After a bit of tweaking, I found that I had to fire up synaptic and install the libreadline5-dev and libgd2-dev packages. These let me compile in readline support, so I can do things like tab-complete file names, and support for gif and png files, for the aforesaid animated gifs.

From there it's straightforward, using the checkinstall to create the .deb file:

$ untar gnuplot-4.2.rc4.tar.gz
$ cd gnuplot-4.2.rc4
$ ./configure --with-readline=gnu --enable-history-file
$ make
$ sudo checkinstall -D make install-strip

This makes, and installs,

gnuplot-4.2.rc4_4.2.rc4-1_i386.deb

which works. Once I get the paper cleared and presented, I'll see about putting up one of the animated gifs as an example.

Friday, February 02, 2007

Deleting the Double Green Line

Many blogs and web sites have been displaying ads in what I find is an annoying fashion. Selected words are underlined twice in green. When you run your mouse over them, an annoying popup appears, advertising something. Here's a random example.

(My favorite was a blog which had a phrase something like "overall this method works well," where overall was underlined and offered to sell me blue jeans with bibs.)

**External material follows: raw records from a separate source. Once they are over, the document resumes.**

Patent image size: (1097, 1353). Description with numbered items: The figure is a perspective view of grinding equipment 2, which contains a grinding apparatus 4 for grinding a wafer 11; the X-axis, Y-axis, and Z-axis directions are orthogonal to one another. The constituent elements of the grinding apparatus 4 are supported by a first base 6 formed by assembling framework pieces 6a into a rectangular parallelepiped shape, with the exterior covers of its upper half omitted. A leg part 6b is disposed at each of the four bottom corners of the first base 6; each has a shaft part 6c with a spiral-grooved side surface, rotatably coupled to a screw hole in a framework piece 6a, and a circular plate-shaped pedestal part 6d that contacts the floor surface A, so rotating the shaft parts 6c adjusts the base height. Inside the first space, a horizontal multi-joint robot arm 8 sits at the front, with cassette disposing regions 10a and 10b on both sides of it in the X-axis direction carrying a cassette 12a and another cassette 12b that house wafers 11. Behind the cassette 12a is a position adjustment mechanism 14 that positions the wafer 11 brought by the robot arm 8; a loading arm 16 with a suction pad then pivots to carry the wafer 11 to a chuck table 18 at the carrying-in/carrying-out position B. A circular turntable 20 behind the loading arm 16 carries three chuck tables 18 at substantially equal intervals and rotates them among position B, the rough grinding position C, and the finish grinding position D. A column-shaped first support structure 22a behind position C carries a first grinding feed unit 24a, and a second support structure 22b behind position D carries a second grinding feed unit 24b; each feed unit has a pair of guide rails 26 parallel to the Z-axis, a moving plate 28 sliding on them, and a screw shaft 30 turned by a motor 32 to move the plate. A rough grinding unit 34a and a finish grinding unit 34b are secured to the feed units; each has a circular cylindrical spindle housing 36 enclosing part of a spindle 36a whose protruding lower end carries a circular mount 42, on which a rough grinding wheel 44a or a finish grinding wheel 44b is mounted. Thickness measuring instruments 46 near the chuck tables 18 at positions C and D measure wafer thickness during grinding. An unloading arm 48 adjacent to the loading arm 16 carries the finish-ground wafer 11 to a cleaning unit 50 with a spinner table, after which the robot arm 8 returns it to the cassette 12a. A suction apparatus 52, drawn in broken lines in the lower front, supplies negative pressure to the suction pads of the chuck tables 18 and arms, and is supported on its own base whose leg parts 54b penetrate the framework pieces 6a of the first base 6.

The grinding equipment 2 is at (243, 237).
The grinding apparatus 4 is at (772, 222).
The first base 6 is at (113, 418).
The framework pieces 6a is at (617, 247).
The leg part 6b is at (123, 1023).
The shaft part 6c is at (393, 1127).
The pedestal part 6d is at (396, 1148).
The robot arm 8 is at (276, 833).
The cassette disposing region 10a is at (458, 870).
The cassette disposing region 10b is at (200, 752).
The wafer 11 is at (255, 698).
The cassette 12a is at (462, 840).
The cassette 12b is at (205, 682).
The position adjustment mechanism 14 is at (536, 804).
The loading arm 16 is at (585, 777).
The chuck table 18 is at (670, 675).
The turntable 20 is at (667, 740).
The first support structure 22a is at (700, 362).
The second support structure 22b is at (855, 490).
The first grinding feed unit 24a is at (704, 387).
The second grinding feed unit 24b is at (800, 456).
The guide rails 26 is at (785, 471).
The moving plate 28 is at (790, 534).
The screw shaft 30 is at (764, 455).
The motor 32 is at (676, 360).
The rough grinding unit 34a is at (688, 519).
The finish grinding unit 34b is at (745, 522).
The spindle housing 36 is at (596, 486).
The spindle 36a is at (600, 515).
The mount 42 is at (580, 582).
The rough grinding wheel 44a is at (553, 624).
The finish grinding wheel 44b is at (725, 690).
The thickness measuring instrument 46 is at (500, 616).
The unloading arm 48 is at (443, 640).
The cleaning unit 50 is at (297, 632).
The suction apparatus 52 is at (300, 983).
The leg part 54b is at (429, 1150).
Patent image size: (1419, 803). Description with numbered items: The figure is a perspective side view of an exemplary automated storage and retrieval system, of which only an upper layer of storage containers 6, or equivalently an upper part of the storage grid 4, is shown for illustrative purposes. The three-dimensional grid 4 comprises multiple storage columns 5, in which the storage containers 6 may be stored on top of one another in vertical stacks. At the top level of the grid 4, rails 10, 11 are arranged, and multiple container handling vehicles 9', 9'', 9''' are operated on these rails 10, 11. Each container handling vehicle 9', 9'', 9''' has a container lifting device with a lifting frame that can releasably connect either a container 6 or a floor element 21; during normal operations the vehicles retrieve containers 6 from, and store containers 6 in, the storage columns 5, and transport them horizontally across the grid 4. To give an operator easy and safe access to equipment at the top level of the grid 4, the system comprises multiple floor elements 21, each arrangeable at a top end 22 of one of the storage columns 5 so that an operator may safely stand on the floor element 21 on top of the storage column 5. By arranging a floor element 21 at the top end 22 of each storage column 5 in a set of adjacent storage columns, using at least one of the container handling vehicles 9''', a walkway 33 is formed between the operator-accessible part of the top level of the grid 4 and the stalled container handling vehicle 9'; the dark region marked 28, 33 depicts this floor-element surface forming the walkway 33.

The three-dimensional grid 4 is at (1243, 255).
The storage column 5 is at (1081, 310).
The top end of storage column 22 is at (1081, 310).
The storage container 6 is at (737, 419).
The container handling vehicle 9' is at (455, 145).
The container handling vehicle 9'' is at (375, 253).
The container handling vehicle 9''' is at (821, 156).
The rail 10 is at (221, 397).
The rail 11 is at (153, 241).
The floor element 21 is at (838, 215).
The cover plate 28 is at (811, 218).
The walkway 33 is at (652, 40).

There outta be ways to block these things, and there are in fact many. These popups all have the name IntelliTXT on them, someplace. They are so ubiquitous that Firefox 2.0's Google search offers 11 different versions of the string "IntelliTXT *", most of which have to do with blocking, removing, or disabling the things.

As it turns out, Wikipedia has a good "stub" article, which includes blocking information. In my case, the easiest way to block everything is to use the Adblock extension for Firefox. Just add the string "*Intellitxt*" to Adblock's filter, reload the offending page, and the double green lines are gone.

Wikipedia: It's not just for truthiness.